Die Zölle gelten ab dem 6. Dezember. Damit geht Europa gegen Unternehmen vor, die ihre Produkte aus EU-Sicht zu unzulässig niedrigen Preisen (Dumping) anbieten. Die EU straft nun auch Unternehmen, die von Subventionen des chinesischen Staates profitieren. Bereits im Juni hatte die EU-Kommission Anti-Dumping-Zölle beschlossen, diese galten aber zunächst nur für ein halbes Jahr.

Im August einigten sich Brüssel und Peking auf Mindestpreise und Importmengen, die straffrei bleiben sollten. Dies sollte weiterhin legale Solarimporte aus China ermöglichen. «Die Zölle, gemeinsam mit der Vereinbarung, dürften die Abwärtsspirale der Preise auf Solarpaneele stoppen», teilte die EU-Kommission nun mit.
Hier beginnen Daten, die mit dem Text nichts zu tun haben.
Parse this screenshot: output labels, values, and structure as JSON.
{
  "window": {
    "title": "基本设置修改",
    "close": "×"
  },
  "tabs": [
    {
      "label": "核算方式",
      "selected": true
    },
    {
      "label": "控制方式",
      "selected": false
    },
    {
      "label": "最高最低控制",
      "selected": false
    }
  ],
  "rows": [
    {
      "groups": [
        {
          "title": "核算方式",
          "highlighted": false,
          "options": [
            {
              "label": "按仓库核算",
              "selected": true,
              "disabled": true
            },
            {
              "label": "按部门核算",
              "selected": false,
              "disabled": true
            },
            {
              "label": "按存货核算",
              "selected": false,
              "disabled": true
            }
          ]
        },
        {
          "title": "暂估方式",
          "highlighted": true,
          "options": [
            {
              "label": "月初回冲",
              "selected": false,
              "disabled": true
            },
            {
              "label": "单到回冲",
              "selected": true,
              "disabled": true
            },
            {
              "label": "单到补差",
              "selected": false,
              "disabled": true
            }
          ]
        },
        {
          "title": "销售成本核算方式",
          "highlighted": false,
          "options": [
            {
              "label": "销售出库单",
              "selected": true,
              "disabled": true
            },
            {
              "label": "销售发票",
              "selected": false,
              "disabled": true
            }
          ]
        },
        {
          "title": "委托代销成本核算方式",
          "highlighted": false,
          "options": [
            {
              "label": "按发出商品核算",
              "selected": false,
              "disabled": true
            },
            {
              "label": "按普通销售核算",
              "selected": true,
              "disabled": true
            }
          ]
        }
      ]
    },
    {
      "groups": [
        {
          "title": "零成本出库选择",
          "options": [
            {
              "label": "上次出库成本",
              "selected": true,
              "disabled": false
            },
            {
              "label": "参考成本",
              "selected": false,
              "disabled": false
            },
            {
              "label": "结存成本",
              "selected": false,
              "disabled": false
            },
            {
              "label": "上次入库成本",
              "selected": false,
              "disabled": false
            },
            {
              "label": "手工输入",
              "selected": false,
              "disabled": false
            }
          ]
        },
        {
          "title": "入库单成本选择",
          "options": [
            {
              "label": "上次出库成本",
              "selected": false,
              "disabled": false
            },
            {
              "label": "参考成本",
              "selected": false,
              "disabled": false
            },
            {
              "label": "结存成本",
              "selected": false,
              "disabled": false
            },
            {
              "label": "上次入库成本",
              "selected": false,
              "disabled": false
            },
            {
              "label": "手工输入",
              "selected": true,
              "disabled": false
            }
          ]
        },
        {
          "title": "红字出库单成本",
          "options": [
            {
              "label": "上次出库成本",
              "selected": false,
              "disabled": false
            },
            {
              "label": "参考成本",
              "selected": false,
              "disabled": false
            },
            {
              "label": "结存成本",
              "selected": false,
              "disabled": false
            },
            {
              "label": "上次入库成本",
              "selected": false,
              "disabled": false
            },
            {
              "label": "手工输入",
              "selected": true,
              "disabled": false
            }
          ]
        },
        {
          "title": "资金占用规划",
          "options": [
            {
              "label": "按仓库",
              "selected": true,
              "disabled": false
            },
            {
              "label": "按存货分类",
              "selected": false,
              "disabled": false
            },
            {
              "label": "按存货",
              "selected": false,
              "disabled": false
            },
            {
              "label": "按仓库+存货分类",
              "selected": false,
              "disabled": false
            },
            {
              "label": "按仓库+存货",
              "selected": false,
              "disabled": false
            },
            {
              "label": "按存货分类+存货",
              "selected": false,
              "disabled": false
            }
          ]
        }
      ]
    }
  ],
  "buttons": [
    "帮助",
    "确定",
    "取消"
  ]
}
Die EU-Kommission war eingeschritten, weil ein Teil der europäischen Solarbranche sich über die Billigkonkurrenz aus China beschwert und vor Arbeitsplatzverlusten gewarnt hatte.

Die Brüsseler Behörde untersuchte die Vorwürfe. Das Ergebnis: Chinesische Unternehmen verkauften ihre Solarpaneele weit unterhalb europäischer Marktpreise und erhielten unerlaubte staatliche Unterstützung. Dies schädige europäische Unternehmen, befand die Brüsseler Behörde.

Solarpaneele sind nicht das einzige Sonnenstrom-Produkt aus China, das Brüssel genau im Blick behält. Für Solarglas, ein Spezialprodukt zur Herstellung von Paneelen, beschloss die EU-Kommission vergangene Woche vorläufige Strafzölle für eine Dauer von sechs Monaten. Danach sind die EU-Staaten am Zug. Sie beschließen dann, ob sie die Zölle für eine Dauer von zwei Jahren verlängern - so wie jetzt bei den Solarpaneelen geschehen.